Emergency Assistance Grants
While Congress has taken important steps to provide relief to households facing hardship during this crisis, a large number of people — including some of the most destitute — either will not be able to access it or will need more help to avoid serious hardship, such as eviction, homelessness, and hunger. For example, many people who were out of work before the pandemic are ineligible for unemployment benefits and now likely face much longer periods of joblessness. And the number of people who seriously need and qualify for rental assistance far exceeds the available resources.

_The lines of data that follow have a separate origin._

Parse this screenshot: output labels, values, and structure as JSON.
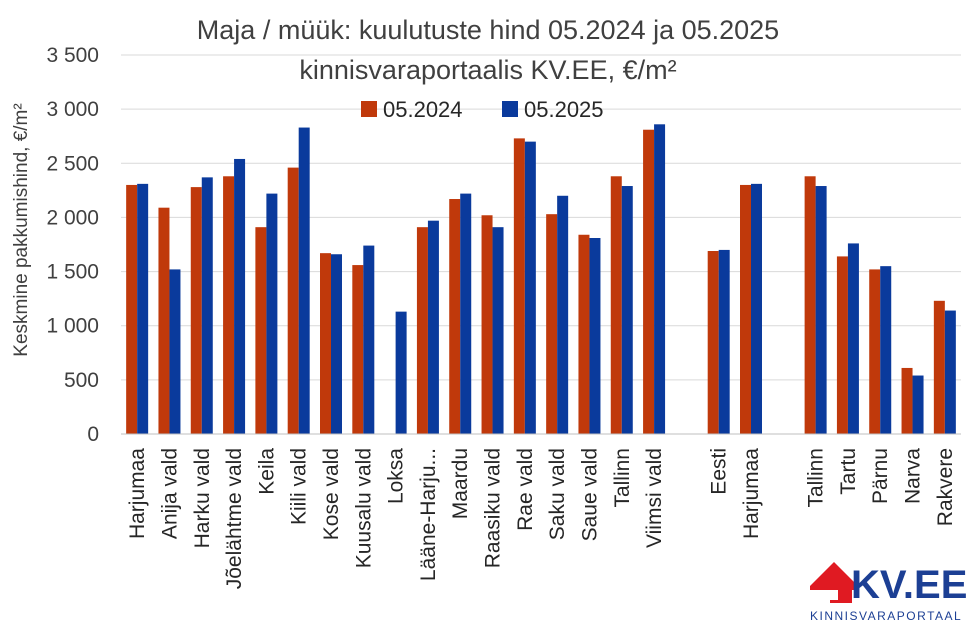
{
  "chart_data": {
    "type": "bar",
    "title": "Maja / müük: kuulutuste hind 05.2024 ja 05.2025",
    "subtitle": "kinnisvaraportaalis KV.EE, €/m²",
    "xlabel": "",
    "ylabel": "Keskmine pakkumishind, €/m²",
    "ylim": [
      0,
      3500
    ],
    "yticks": [
      0,
      500,
      1000,
      1500,
      2000,
      2500,
      3000,
      3500
    ],
    "ytick_labels": [
      "0",
      "500",
      "1 000",
      "1 500",
      "2 000",
      "2 500",
      "3 000",
      "3 500"
    ],
    "grid": true,
    "legend_position": "top-center",
    "categories": [
      "Harjumaa",
      "Anija vald",
      "Harku vald",
      "Jõelähtme vald",
      "Keila",
      "Kiili vald",
      "Kose vald",
      "Kuusalu vald",
      "Loksa",
      "Lääne-Harju...",
      "Maardu",
      "Raasiku vald",
      "Rae vald",
      "Saku vald",
      "Saue vald",
      "Tallinn",
      "Viimsi vald",
      "",
      "Eesti",
      "Harjumaa",
      "",
      "Tallinn",
      "Tartu",
      "Pärnu",
      "Narva",
      "Rakvere"
    ],
    "series": [
      {
        "name": "05.2024",
        "color": "#c0390b",
        "values": [
          2300,
          2090,
          2280,
          2380,
          1910,
          2460,
          1670,
          1560,
          null,
          1910,
          2170,
          2020,
          2730,
          2030,
          1840,
          2380,
          2810,
          null,
          1690,
          2300,
          null,
          2380,
          1640,
          1520,
          610,
          1230
        ]
      },
      {
        "name": "05.2025",
        "color": "#0a3a9c",
        "values": [
          2310,
          1520,
          2370,
          2540,
          2220,
          2830,
          1660,
          1740,
          1130,
          1970,
          2220,
          1910,
          2700,
          2200,
          1810,
          2290,
          2860,
          null,
          1700,
          2310,
          null,
          2290,
          1760,
          1550,
          540,
          1140
        ]
      }
    ]
  },
  "logo": {
    "name": "KV.EE",
    "tagline": "KINNISVARAPORTAAL",
    "color": "#1c3f94",
    "accent": "#e01a22",
    "icon": "house-icon"
  }
}
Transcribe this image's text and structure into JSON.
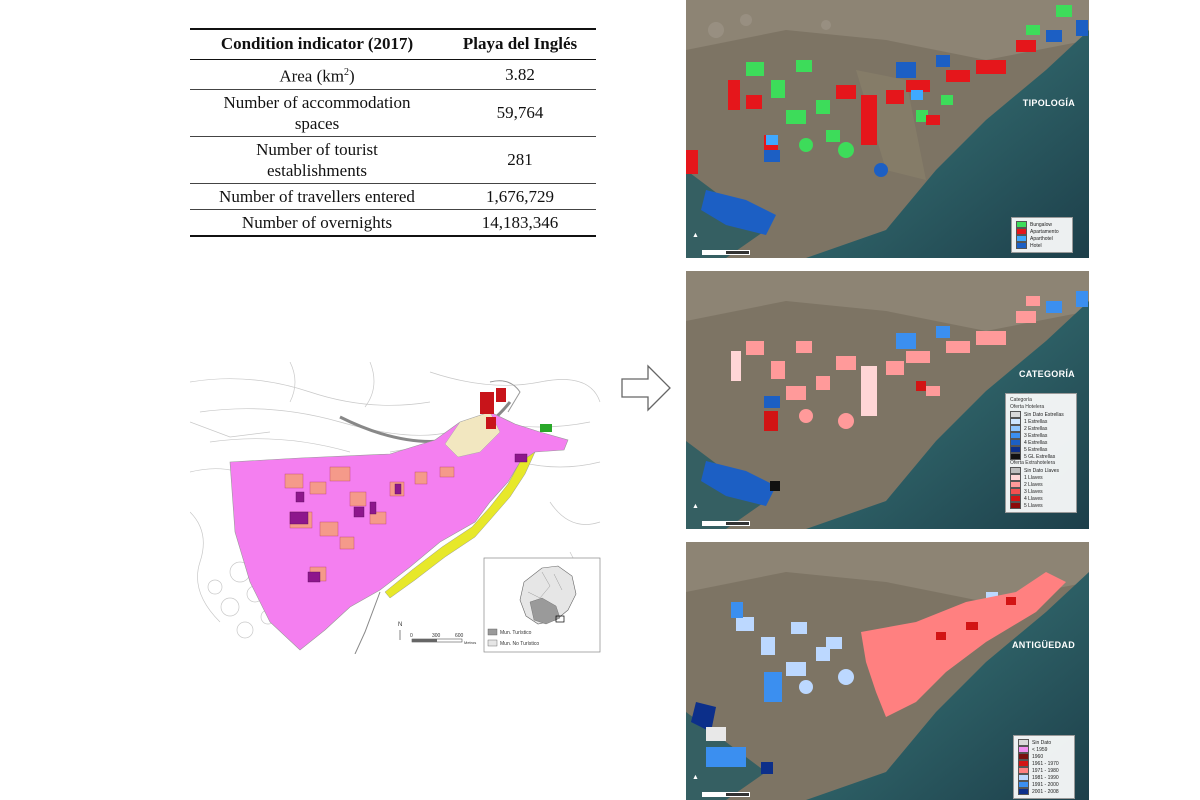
{
  "table": {
    "header": {
      "indicator": "Condition indicator (2017)",
      "place": "Playa del Inglés"
    },
    "rows": [
      {
        "label": "Area (km",
        "sup": "2",
        "label_end": ")",
        "value": "3.82"
      },
      {
        "label_line1": "Number of accommodation",
        "label_line2": "spaces",
        "value": "59,764"
      },
      {
        "label_line1": "Number of tourist",
        "label_line2": "establishments",
        "value": "281"
      },
      {
        "label": "Number of travellers entered",
        "value": "1,676,729"
      },
      {
        "label": "Number of overnights",
        "value": "14,183,346"
      }
    ]
  },
  "left_map": {
    "scale_labels": [
      "0",
      "300",
      "600"
    ],
    "scale_unit": "Metros",
    "north": "N",
    "legend": [
      {
        "label": "Mun. Turístico",
        "color": "#9a9a9a"
      },
      {
        "label": "Mun. No Turístico",
        "color": "#e6e6e6"
      }
    ]
  },
  "panels": [
    {
      "title": "TIPOLOGÍA",
      "legend": [
        {
          "label": "Bungalow",
          "color": "#3ddc5a"
        },
        {
          "label": "Apartamento",
          "color": "#e5161b"
        },
        {
          "label": "Aparthotel",
          "color": "#3fa9ff"
        },
        {
          "label": "Hotel",
          "color": "#1c5fc4"
        }
      ]
    },
    {
      "title": "CATEGORÍA",
      "legend_header1": "Categoría",
      "legend_header2": "Oferta Hotelera",
      "legend_header3": "Oferta Extrahotelera",
      "legend_hotel": [
        {
          "label": "Sin Dato Estrellas",
          "color": "#d9d9d9"
        },
        {
          "label": "1 Estrellas",
          "color": "#cfe6ff"
        },
        {
          "label": "2 Estrellas",
          "color": "#8ec5ff"
        },
        {
          "label": "3 Estrellas",
          "color": "#3b8ff0"
        },
        {
          "label": "4 Estrellas",
          "color": "#1c5fc4"
        },
        {
          "label": "5 Estrellas",
          "color": "#0c2f8a"
        },
        {
          "label": "5 GL Estrellas",
          "color": "#111111"
        }
      ],
      "legend_extra": [
        {
          "label": "Sin Dato Llaves",
          "color": "#bdbdbd"
        },
        {
          "label": "1 Llaves",
          "color": "#ffd6d6"
        },
        {
          "label": "2 Llaves",
          "color": "#ff9a9a"
        },
        {
          "label": "3 Llaves",
          "color": "#f35050"
        },
        {
          "label": "4 Llaves",
          "color": "#d21414"
        },
        {
          "label": "5 Llaves",
          "color": "#8c0a0a"
        }
      ]
    },
    {
      "title": "ANTIGÜEDAD",
      "legend": [
        {
          "label": "Sin Dato",
          "color": "#d9d9d9"
        },
        {
          "label": "< 1959",
          "color": "#f08ef0"
        },
        {
          "label": "1960",
          "color": "#7a1010"
        },
        {
          "label": "1961 - 1970",
          "color": "#d21414"
        },
        {
          "label": "1971 - 1980",
          "color": "#ff8080"
        },
        {
          "label": "1981 - 1990",
          "color": "#bcd8ff"
        },
        {
          "label": "1991 - 2000",
          "color": "#3b8ff0"
        },
        {
          "label": "2001 - 2008",
          "color": "#0c2f8a"
        }
      ]
    }
  ]
}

To target resources to households at risk of falling through the cracks, Congress should establish an emergency assistance fund — similar to the 2009 Recovery Act’s highly successful TANF Emergency Fund — to help people missed by other relief mechanisms. The Pandemic TANF Assistance Act proposed by Sen. Wyden would achieve this goal by creating a $10 billion emergency aid program enabling states to provide short-term cash, non-cash, and in-kind assistance to help families and individuals meet basic needs and prevent household emergencies. States could also use the money for subsidized employment, as the TANF Emergency Fund did. The bill gives states considerable flexibility in administering the program and includes a set-aside for tribal governments and territories. The Heroes Act includes a similar proposal.
Temporary Expansions of Refundable Tax Credits
The Heroes Act includes temporary increases in the Child Tax Credit (CTC) and Earned Income Tax Credit (EITC) that would substantially help both families with children and workers without children early next year at tax time. For tax year 2020, it would make the CTC fully available to the 27 million children nationally — and the 891,000 children in Pennsylvania — who now get only a partial credit or none at all because their incomes are too low. No longer would many poor children be left out and lower-income children receive less than those in higher-income households. The Heroes Act would also expand the EITC for very low-wage workers not raising children to enable younger workers and some older workers to qualify and to boost the tiny credit so 5.8 million workers are no longer taxed into, or deeper into, poverty.
These CTC and EITC improvements would provide particularly well-timed help to workers and families — and well-timed stimulus for the economy overall — given CBO projections that unemployment will remain high throughout 2021. They would deliver high “bang-for-the-buck” stimulus because the money flows to lower-income people, who tend to spend rather than save what modest income they have.